Eine Minderheitsregierung der CDU/CSU mit den Grünen oder der FDP sei ebenso vorstellbar wie Jamaika erneut zu verhandeln oder eine Große Koalition, sagte der SPD-Politiker Dieter Wiefelspütz im Dlf. Es sei ein Fehler der SPD, sich zu sehr auf Neuwahlen festgelegt zu haben.

Dieter Wiefelspütz im Gespräch mit Dirk Müller | 23.11.2017
    Porträtfoto eines lächelnden Dieter Wiefelspütz
    "Die SPD ist doch keine Ein-Mann-Show " sagte der SPD-Politiker im Dlf - Martin Schulz habe breite Unterstützung in der SPD (imago/Hans-Günther Oed)
    Dirk Müller: Die Stoßrichtung von Frank-Walter Steinmeier dürfte klar sein: Staatspolitische Verantwortung ist wichtiger als parteipolitisches Interesse.

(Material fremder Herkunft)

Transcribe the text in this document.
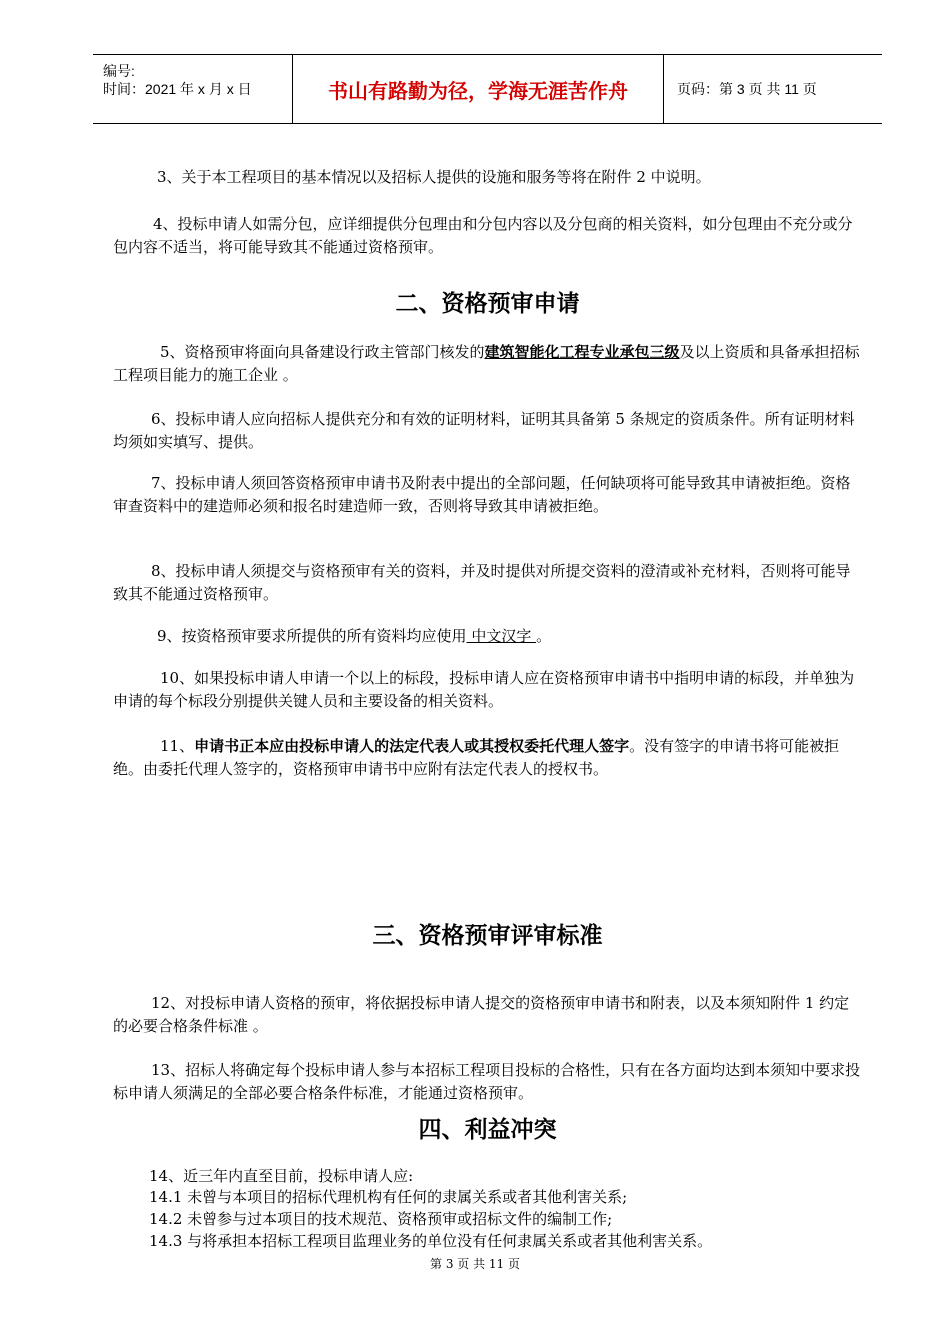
编号:
时间：2021 年 x 月 x 日	书山有路勤为径，学海无涯苦作舟	页码：第 3 页 共 11 页

3、关于本工程项目的基本情况以及招标人提供的设施和服务等将在附件 2 中说明。

4、投标申请人如需分包，应详细提供分包理由和分包内容以及分包商的相关资料，如分包理由不充分或分包内容不适当，将可能导致其不能通过资格预审。

二、资格预审申请

5、资格预审将面向具备建设行政主管部门核发的建筑智能化工程专业承包三级及以上资质和具备承担招标工程项目能力的施工企业 。

6、投标申请人应向招标人提供充分和有效的证明材料，证明其具备第 5 条规定的资质条件。所有证明材料均须如实填写、提供。

7、投标申请人须回答资格预审申请书及附表中提出的全部问题，任何缺项将可能导致其申请被拒绝。资格审查资料中的建造师必须和报名时建造师一致，否则将导致其申请被拒绝。

8、投标申请人须提交与资格预审有关的资料，并及时提供对所提交资料的澄清或补充材料，否则将可能导致其不能通过资格预审。

9、按资格预审要求所提供的所有资料均应使用 中文汉字 。

10、如果投标申请人申请一个以上的标段，投标申请人应在资格预审申请书中指明申请的标段，并单独为申请的每个标段分别提供关键人员和主要设备的相关资料。

11、申请书正本应由投标申请人的法定代表人或其授权委托代理人签字。没有签字的申请书将可能被拒绝。由委托代理人签字的，资格预审申请书中应附有法定代表人的授权书。

三、资格预审评审标准

12、对投标申请人资格的预审，将依据投标申请人提交的资格预审申请书和附表，以及本须知附件 1 约定的必要合格条件标准 。

13、招标人将确定每个投标申请人参与本招标工程项目投标的合格性，只有在各方面均达到本须知中要求投标申请人须满足的全部必要合格条件标准，才能通过资格预审。

四、利益冲突

14、近三年内直至目前，投标申请人应:

14.1 未曾与本项目的招标代理机构有任何的隶属关系或者其他利害关系;

14.2 未曾参与过本项目的技术规范、资格预审或招标文件的编制工作;

14.3 与将承担本招标工程项目监理业务的单位没有任何隶属关系或者其他利害关系。

第 3 页 共 11 页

Das sagt sich nun so leicht, nachdem der Sozialdemokrat mit ruhendem Parteibuch Staatsoberhaupt ist. Als ehemaliger Spitzenkandidat und ehemaliger Fraktionschef der SPD hat er das Ganze wohl anders bewertet. Jetzt ist er aber Bundespräsident und für Martin Schulz wird die Luft immer dünner, denn der Widerstand in der Partei gegen seine Absage an eine Große Koalition wird energischer, wird massiver. Vielleicht dann doch eine Tolerierung einer CDU/CSU-Regierung.
    Große Koalition, Minderheitsregierung oder auch Neuwahlen? – Martin Schulz ist für Neuwahlen – eindeutig. Das haben wir jedenfalls am Montag, Dienstag, Mittwoch so geglaubt. Er räumt aber inzwischen wohl auch die Option einer Tolerierung ein. – Was gilt denn nun? Darüber wollen wir nun mit dem SPD-Politiker Dieter Wiefelspütz reden. Guten Tag!
    Dieter Wiefelspütz: Guten Tag, Herr Müller.
    Müller: Herr Wiefelspütz, weiß Martin Schulz noch, wo der Hase langläuft?
    Wiefelspütz: Die Situation ist ein wenig unübersichtlich. Man muss allerdings auch Verständnis haben für die SPD-Spitze einschließlich Martin Schulz. Die SPD hat eine Bundestagswahl vor acht Wochen verloren. Mit schweren Verlusten ist sie aus der Wahl rausgekommen. Und da war eigentlich ziemlich klar, einmütig in der SPD, wir gehen in die Opposition.
    "Alle Welt ist davon ausgegangen, Jamaika kommt zustande"
    Müller: Das war eine Sekunde nach der ersten Hochrechnung. Da wusste die SPD schon Bescheid.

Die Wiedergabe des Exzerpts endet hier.